If your support team is having trouble adhering to aspects of the SLA, it’s time for an evaluation. It’s probably prudent to provide additional employee training or bring on more staff to meet demand.
Key performance indicators, or KPIs, can help your service desk monitor and adjust performance. These KPIs can keep tabs on performance for incident management and problem management processes. There are many KPIs, but some common ones include:
- Number of incidents/problems
- Number of repeated incidents
- Average initial response time
- Number of escalations
- Incident resolution time
- Number of unresolved problems
- Problem resolution time
All of these KPIs can help you get a clear picture of how well your help desk is operating. Use them to pinpoint any problem areas, make adjustments to improve efficiency and customer satisfaction, and boost team member morale by giving credit where credit is due.
Finally, aside from using KPIs, soliciting user feedback through customer surveys is a smart way to hone in on where your help desk is succeeding and falling short. Don’t be afraid to ask your customers for their honest opinion. All of this goes a long way in helping you understand the value your IT help desk brings to your business.
Tip #8: Educate your internal customers
Once your help desk is up and running, make sure to get other employees on board. If a customer is speaking with another one of your employees about an issue, teach the employee to politely direct the customer to open up a help desk ticket.
It’s important to engage internal customers when educating them about how to use technologies. You can do this by including tips and tricks in weekly or monthly newsletters, releasing a company portal that offers training, creating an accessible knowledge base, hosting workshops, and more. Get creative and address common pain points—when customers know the value of using your technologies, they’ll want to learn how to become more proficient.
All customer interactions, in and outside of the help desk, are teachable moments that your company can reflect on for the future. Don’t pass up the opportunity to leverage the help desk internally.
Tip #9: Pick the right help desk tool
What does your help desk do? This question is key when choosing the right help desk software to support your business. After all, you want to make sure you provide valuable service through the right experience, no matter who your customers are. It’s important to implement tools that are appropriate for your business by considering the size of your organization, who you’re serving, and how you want to solve customer issues.
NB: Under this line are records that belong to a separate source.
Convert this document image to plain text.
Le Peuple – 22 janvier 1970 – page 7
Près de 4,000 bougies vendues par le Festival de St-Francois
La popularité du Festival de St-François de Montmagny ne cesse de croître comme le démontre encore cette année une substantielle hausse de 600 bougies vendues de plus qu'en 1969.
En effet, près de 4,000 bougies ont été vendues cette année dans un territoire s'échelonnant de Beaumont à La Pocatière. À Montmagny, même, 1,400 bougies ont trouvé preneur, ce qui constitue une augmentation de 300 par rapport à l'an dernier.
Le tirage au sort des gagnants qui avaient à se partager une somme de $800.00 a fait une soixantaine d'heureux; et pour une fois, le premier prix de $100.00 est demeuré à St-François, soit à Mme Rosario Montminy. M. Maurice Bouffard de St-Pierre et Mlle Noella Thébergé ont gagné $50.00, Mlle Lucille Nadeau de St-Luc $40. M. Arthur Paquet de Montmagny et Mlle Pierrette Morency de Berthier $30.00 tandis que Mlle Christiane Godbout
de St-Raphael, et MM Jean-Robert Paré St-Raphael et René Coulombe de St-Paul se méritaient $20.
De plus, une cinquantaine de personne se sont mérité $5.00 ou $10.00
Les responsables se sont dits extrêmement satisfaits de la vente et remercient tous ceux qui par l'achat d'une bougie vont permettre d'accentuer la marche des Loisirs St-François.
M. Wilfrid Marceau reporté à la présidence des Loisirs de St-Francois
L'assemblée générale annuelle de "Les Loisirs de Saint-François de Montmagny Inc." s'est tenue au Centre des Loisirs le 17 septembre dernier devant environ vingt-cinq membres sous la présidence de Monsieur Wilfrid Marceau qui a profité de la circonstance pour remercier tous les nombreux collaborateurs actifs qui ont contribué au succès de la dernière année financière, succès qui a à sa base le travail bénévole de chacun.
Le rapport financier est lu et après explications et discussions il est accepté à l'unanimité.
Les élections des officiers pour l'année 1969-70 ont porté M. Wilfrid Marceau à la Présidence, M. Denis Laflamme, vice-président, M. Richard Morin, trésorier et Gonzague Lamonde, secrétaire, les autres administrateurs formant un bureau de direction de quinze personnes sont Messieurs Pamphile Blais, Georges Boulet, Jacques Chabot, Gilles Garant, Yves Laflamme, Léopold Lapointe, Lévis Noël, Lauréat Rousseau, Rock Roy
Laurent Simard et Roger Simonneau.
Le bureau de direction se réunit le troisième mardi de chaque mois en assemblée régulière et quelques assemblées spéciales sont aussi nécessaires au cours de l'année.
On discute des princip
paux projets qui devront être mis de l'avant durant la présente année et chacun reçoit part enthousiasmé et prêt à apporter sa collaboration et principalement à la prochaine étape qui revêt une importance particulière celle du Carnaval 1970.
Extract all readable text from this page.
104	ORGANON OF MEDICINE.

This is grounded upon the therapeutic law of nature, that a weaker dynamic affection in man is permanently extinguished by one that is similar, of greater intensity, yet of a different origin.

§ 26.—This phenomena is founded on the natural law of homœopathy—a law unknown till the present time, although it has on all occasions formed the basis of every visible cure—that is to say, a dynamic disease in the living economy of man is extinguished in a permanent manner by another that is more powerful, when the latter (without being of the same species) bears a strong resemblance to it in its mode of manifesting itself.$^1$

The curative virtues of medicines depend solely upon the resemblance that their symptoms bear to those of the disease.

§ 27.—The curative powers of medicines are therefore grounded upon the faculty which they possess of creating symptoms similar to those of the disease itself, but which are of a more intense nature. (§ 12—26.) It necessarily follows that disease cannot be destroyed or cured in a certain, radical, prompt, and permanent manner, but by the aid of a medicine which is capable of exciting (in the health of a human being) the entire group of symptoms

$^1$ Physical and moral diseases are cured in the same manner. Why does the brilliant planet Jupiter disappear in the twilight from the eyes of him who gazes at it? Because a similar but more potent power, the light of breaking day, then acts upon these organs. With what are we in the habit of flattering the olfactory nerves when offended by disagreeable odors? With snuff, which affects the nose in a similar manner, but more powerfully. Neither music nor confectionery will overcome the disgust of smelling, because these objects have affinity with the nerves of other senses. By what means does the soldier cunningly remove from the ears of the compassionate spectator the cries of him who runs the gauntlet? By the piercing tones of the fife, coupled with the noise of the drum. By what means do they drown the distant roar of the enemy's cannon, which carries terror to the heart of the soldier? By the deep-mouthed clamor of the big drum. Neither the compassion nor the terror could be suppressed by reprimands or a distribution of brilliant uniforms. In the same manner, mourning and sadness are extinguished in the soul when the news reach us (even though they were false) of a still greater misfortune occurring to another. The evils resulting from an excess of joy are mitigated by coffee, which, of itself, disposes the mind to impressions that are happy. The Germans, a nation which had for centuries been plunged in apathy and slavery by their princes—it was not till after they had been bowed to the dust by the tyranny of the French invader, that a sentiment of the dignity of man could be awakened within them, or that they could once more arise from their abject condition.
Businesses large and small should think hard about help desk capabilities. Tools are available to automatically categorize tickets, give canned responses to customers who are waiting for help, or open up other communication avenues besides a phone call or email.
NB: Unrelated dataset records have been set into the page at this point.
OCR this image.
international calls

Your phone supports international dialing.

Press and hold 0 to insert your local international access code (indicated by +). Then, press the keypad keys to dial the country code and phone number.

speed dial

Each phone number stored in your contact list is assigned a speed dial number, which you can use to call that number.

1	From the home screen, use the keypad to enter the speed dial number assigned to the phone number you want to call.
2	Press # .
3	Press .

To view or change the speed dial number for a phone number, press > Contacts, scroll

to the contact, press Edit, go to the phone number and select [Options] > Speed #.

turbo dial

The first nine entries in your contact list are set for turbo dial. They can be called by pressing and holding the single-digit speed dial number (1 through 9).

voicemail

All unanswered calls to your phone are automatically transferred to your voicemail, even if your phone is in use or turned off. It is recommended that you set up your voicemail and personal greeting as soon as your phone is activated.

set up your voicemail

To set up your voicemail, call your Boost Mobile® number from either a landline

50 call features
Don’t underestimate the importance of having help desk technology on your side. The right equipment can speed up response times and make it easier for your tech support desk to operate. Moreover, the right help desk solution can go a long way in improving your service and your business overall.
Tip #10: Establish IT self-service
The best IT service desk help is the one where your customers can support themselves. This objective might seem counter-intuitive, especially if you worked hard to build up an effective support team.
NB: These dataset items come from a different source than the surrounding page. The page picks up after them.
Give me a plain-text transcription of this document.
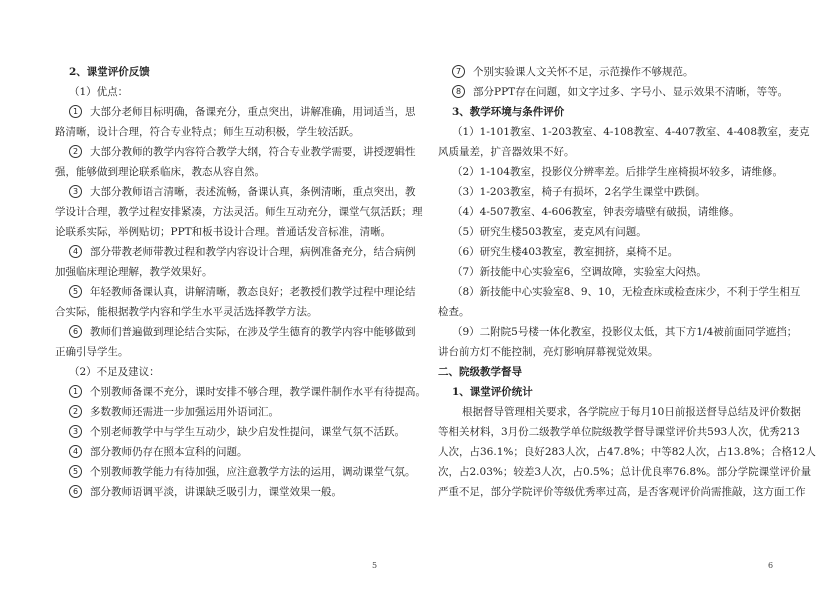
2、课堂评价反馈
（1）优点：
1 大部分老师目标明确，备课充分，重点突出，讲解准确，用词适当，思
路清晰，设计合理，符合专业特点；师生互动积极，学生较活跃。
2 大部分教师的教学内容符合教学大纲，符合专业教学需要，讲授逻辑性
强，能够做到理论联系临床，教态从容自然。
3 大部分教师语言清晰，表述流畅，备课认真，条例清晰，重点突出，教
学设计合理，教学过程安排紧凑，方法灵活。师生互动充分，课堂气氛活跃；理
论联系实际，举例贴切；PPT和板书设计合理。普通话发音标准，清晰。
4 部分带教老师带教过程和教学内容设计合理，病例准备充分，结合病例
加强临床理论理解，教学效果好。
5 年轻教师备课认真，讲解清晰，教态良好；老教授们教学过程中理论结
合实际，能根据教学内容和学生水平灵活选择教学方法。
6 教师们普遍做到理论结合实际，在涉及学生德育的教学内容中能够做到
正确引导学生。
（2）不足及建议：
1 个别教师备课不充分，课时安排不够合理，教学课件制作水平有待提高。
2 多数教师还需进一步加强运用外语词汇。
3 个别老师教学中与学生互动少，缺少启发性提问，课堂气氛不活跃。
4 部分教师仍存在照本宣科的问题。
5 个别教师教学能力有待加强，应注意教学方法的运用，调动课堂气氛。
6 部分教师语调平淡，讲课缺乏吸引力，课堂效果一般。
5
7 个别实验课人文关怀不足，示范操作不够规范。
8 部分PPT存在问题，如文字过多、字号小、显示效果不清晰，等等。
3、教学环境与条件评价
（1）1-101教室、1-203教室、4-108教室、4-407教室、4-408教室，麦克
风质量差，扩音器效果不好。
（2）1-104教室，投影仪分辨率差。后排学生座椅损坏较多，请维修。
（3）1-203教室，椅子有损坏，2名学生课堂中跌倒。
（4）4-507教室、4-606教室，钟表旁墙壁有破损，请维修。
（5）研究生楼503教室，麦克风有问题。
（6）研究生楼403教室，教室拥挤，桌椅不足。
（7）新技能中心实验室6，空调故障，实验室大闷热。
（8）新技能中心实验室8、9、10，无检查床或检查床少，不利于学生相互
检查。
（9）二附院5号楼一体化教室，投影仪太低，其下方1/4被前面同学遮挡；
讲台前方灯不能控制，亮灯影响屏幕视觉效果。
二、院级教学督导
1、课堂评价统计
根据督导管理相关要求，各学院应于每月10日前报送督导总结及评价数据
等相关材料，3月份二级教学单位院级教学督导课堂评价共593人次，优秀213
人次，占36.1%；良好283人次，占47.8%；中等82人次，占13.8%；合格12人
次，占2.03%；较差3人次，占0.5%；总计优良率76.8%。部分学院课堂评价量
严重不足，部分学院评价等级优秀率过高，是否客观评价尚需推敲，这方面工作
6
However, writing up an online customer portal with FAQs or building a knowledge base for your services or products can dramatically reduce the IT help desk burdens. This approach frees up your team to focus time and energy on higher-level work.
Today’s consumer is all about self-sufficiency. Many are reluctant to reach out to get IT help unless they really need it. Self-service resources empower your customers to seek resolutions to their own problems and follow up on a help desk ticket in real time.